Investment bankers and others on Wall Street have gone from being the most aggressive buyers to the pariahs of the Manhattan real estate market, writes the real estate supplement of The New York Times. As financial sector companies are forced to cut jobs and save millions of dollars, their workers not only are left with less money, but their risk appetite has fallen as well.

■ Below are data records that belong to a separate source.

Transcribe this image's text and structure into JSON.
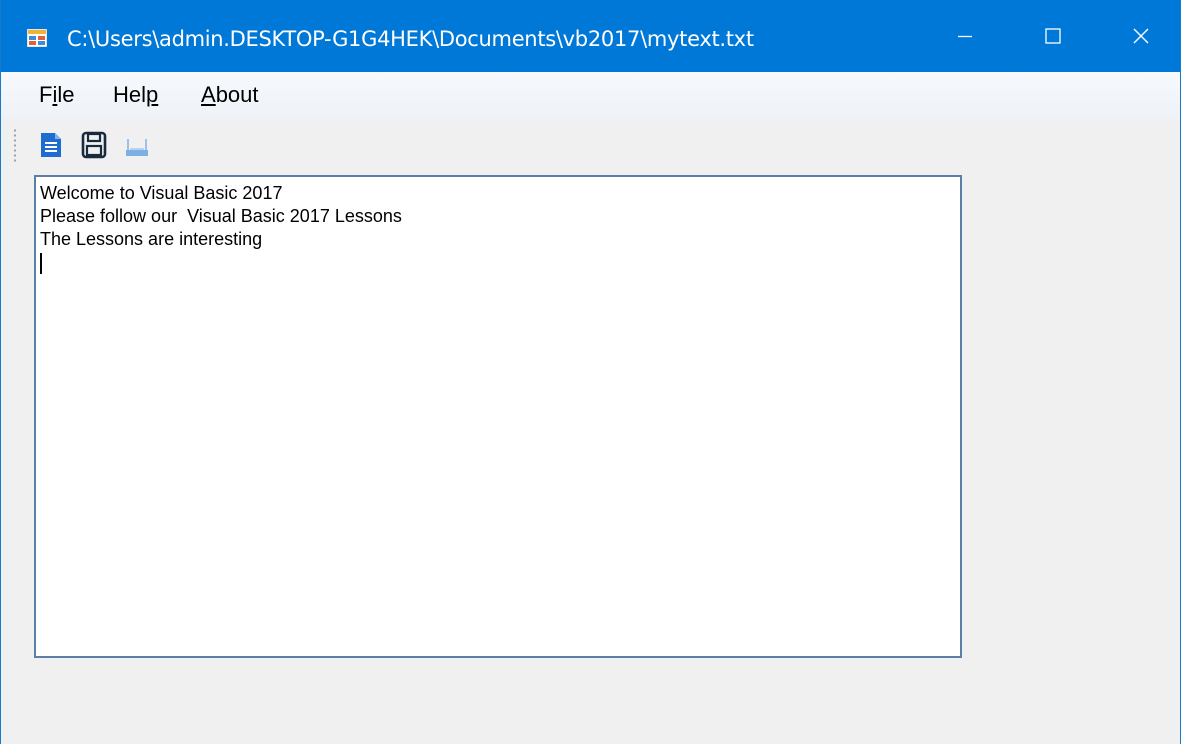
{
  "window": {
    "title": "C:\\Users\\admin.DESKTOP-G1G4HEK\\Documents\\vb2017\\mytext.txt",
    "icon": "app-form-icon",
    "controls": [
      "minimize-icon",
      "maximize-icon",
      "close-icon"
    ],
    "colors": {
      "titlebar": "#0078d7",
      "title_text": "#ffffff",
      "client": "#f0f0f0"
    }
  },
  "menu": {
    "file": {
      "pre": "F",
      "ul": "i",
      "post": "le"
    },
    "help": {
      "pre": "Hel",
      "ul": "p",
      "post": ""
    },
    "about": {
      "pre": "",
      "ul": "A",
      "post": "bout"
    }
  },
  "toolbar": {
    "buttons": [
      "new-document-icon",
      "save-disk-icon",
      "print-icon"
    ]
  },
  "editor": {
    "lines": [
      "Welcome to Visual Basic 2017",
      "Please follow our  Visual Basic 2017 Lessons",
      "The Lessons are interesting",
      ""
    ]
  }
}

The biggest problem is that Wall Street employees can no longer take for granted their bonuses and other year-end premiums, which often exceeded even their full-year salaries. When applying for mortgage loans, up until now usually the full amount of bonuses could be counted as part of the applicant's income, but that is now over and even the less conservative lenders allow buyers to count just a third of their bonuses. According to The New York Times's example, a banker who qualified for a 3.75 million-dollar mortgage a year ago based on a 250 thousand dollar annual salary and a 1 million dollar bonus now qualifies for only a 1.8 million mortgage with the same salary and bonus. In addition, some lenders are demanding 25 percent down before starting repayment, rather than just 10 percent.

Sellers and lenders are thus looking more and more outside the financial sector for buyers whose incomes are not so market-dependent. This is leading to big changes, since Wall Street workers make up 25-30 percent of Manhattan buyers. Nevertheless, Manhattan apartment prices are not expected to slide drastically, but sellers can expect tougher negotiations than before, when several bankers were competing for each apartment.